Prendere per buone le parole di un terrorista è sempre difficile e pericoloso, per di più l’attentatore di Christchurch aveva quasi un tono da troll, si faceva le domande e si rispondeva divertendosi a stuzzicare tutte le contraddizioni del pensiero occidentale: quando poi è arrivato in tribunale, ha fatto il segno di riconoscimento dei suprematisti, ché è fiero di essere un «fascista ambientalista». Ma per quanto si tratti del manifesto di un attentatore, molti concetti – senza ovviamente la parte di violenza – non suonano nuovi in Europa perché sono diventati sempre più mainstream. La stessa cosa era accaduta a Pittsburgh, in Pennsylvania, l’anno scorso, quando un attentatore era entrato in sinagoga e aveva ucciso undici persone. Il terrorista aveva detto che a spingerlo era stato l’arrivo della «carovana», i camminatori del Sud America che volevano arrivare al confine con il nord, ed entrare a tutti i costi. La carovana non era una minaccia, come abbiamo visto, ma l’idea che qualcuno la finanziasse – i liberal, George Soros – era diventata ormai quasi cosa certa, persino il presidente Donald Trump ne era convinto. Il legame con Christchurch è lo stesso: c’è una sostituzione etnica in atto, chi la alimenta deve essere ucciso e chi già c’è in Europa e in America deve essere rimandato a casa, o ucciso pure lui. A Pittsburgh le vittime erano ebree, a Christchurch erano musulmane. 

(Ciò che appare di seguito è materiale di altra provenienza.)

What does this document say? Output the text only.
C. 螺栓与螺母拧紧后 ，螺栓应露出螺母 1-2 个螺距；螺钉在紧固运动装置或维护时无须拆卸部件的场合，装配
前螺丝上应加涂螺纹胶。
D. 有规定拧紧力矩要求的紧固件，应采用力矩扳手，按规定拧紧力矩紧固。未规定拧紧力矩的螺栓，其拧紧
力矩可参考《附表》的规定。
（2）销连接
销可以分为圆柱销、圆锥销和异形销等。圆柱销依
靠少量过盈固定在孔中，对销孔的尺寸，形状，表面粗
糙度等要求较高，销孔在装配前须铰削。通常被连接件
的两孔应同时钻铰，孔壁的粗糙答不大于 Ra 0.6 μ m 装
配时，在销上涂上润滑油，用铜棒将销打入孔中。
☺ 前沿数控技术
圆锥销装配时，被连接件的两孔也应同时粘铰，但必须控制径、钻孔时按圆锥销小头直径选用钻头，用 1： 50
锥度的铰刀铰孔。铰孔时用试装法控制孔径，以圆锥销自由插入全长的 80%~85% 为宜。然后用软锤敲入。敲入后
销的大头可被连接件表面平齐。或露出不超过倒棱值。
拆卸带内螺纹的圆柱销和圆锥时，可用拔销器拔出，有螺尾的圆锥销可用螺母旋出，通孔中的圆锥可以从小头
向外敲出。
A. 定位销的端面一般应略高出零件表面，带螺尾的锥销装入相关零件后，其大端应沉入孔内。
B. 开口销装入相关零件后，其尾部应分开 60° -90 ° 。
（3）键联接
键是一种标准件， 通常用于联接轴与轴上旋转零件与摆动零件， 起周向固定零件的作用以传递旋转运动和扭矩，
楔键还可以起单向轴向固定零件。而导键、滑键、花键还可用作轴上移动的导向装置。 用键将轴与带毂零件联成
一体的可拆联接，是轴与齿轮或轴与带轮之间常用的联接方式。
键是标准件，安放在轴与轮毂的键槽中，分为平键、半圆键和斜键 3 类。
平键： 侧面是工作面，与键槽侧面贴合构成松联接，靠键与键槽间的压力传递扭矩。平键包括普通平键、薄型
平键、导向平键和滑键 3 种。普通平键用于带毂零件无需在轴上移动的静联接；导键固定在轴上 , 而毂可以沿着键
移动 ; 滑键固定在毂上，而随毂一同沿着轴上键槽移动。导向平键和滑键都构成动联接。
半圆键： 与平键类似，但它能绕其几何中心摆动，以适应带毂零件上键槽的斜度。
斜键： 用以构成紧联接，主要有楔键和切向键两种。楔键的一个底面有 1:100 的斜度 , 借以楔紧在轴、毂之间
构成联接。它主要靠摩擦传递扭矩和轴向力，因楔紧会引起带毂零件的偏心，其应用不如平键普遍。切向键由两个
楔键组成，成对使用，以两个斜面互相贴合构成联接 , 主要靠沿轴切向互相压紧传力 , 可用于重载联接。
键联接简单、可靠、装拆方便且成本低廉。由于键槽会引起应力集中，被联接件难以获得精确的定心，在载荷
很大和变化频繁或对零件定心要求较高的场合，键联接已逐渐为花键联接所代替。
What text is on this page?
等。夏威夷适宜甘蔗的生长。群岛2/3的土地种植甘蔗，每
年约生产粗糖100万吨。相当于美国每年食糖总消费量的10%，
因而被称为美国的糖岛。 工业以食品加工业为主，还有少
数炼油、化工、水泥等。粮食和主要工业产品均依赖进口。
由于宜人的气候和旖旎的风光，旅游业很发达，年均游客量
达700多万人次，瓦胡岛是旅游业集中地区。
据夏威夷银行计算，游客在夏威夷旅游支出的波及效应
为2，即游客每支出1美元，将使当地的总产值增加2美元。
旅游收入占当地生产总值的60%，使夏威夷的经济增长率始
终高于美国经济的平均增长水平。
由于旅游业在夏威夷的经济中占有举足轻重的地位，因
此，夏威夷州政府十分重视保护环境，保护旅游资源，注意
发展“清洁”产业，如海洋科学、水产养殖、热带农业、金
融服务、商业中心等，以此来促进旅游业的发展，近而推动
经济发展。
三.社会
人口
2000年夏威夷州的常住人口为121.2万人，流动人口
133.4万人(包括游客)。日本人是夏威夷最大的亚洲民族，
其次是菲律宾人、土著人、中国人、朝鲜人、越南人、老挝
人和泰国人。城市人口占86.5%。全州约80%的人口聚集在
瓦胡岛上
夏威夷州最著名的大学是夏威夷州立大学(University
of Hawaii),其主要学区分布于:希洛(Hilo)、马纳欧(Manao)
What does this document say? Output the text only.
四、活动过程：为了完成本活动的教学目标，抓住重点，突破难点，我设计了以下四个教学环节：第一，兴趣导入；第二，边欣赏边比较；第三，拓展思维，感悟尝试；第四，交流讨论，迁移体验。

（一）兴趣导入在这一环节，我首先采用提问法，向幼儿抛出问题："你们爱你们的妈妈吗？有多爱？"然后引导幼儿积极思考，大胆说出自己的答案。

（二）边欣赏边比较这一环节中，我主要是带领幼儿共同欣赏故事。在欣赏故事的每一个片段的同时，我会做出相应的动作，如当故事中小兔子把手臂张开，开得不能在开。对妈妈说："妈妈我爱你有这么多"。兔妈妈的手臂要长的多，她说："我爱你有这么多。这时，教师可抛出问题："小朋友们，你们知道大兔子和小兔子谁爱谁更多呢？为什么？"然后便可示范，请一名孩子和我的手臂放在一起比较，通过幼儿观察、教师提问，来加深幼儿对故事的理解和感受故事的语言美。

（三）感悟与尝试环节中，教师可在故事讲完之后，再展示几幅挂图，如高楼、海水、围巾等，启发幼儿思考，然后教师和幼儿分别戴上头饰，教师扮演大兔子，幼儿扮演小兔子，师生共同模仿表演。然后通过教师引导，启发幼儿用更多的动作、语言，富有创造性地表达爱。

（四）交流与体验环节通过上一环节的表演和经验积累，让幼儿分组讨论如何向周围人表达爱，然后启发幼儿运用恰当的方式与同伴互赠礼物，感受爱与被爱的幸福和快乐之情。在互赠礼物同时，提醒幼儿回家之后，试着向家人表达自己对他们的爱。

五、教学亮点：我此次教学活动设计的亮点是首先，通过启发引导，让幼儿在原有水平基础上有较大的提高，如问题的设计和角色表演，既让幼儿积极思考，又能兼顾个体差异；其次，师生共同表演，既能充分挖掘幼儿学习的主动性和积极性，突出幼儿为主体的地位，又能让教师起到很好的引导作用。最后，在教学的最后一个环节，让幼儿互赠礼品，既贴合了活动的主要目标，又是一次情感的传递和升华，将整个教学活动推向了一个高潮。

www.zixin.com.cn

Questa retorica suprematista è sempre più rilevante. Anne Applebaum, saggista e commentatrice, ha scritto sul «Washington Post» che la minaccia è sottostimata e che tutte le agenzie di intelligence occidentali si sono concentrate sulla minaccia jihadista e hanno perso di vista questa. Non fa paragoni, la Applebaum, perché le minacce sono minacce in ogni caso, ma i dati dicono che in America uccide più il suprematismo bianco dell’islamismo. Bisogna correre ai ripari, dice la studiosa, anche perché il suprematismo è più difficile da individuare: è l’estremismo del vicino di casa, un odio che nasce nei meandri del nostro essere occidentali. Ma in realtà il cortocircuito ideologico è ancora più profondo, alimentato da una polarizzazione estrema del dibattito per cui non c’è più una terra di mezzo in cui incontrarsi, ma soltanto visioni opposte, soluzioni opposte, cannibalismo politico in tutti gli schieramenti.

Il presidente turco, Recep Tayyip Erdogan, ha mostrato il video dell’attentato in Nuova Zelanda a un comizio (quel video che faticosamente era stato rimosso, di quell’uomo di cui i neozelandesi non vogliono nemmeno ricordare il nome) e ha denunciato la lotta ai musulmani e l’islamofobia dell’occidente. Chelsea Clinton, ex first daughter d’America, è stata accusata da due ragazze di sinistra di aver contribuito, con la sua islamofobia (aveva condannato, in un tweet, l’utilizzo della retorica antisemita da parte dei politici americani, in particolare della parlamentare del Minnesota, Ilhan Omar), all’attentato in Nuova Zelanda. 

Difficile trovare una soluzione condivisa, in queste condizioni.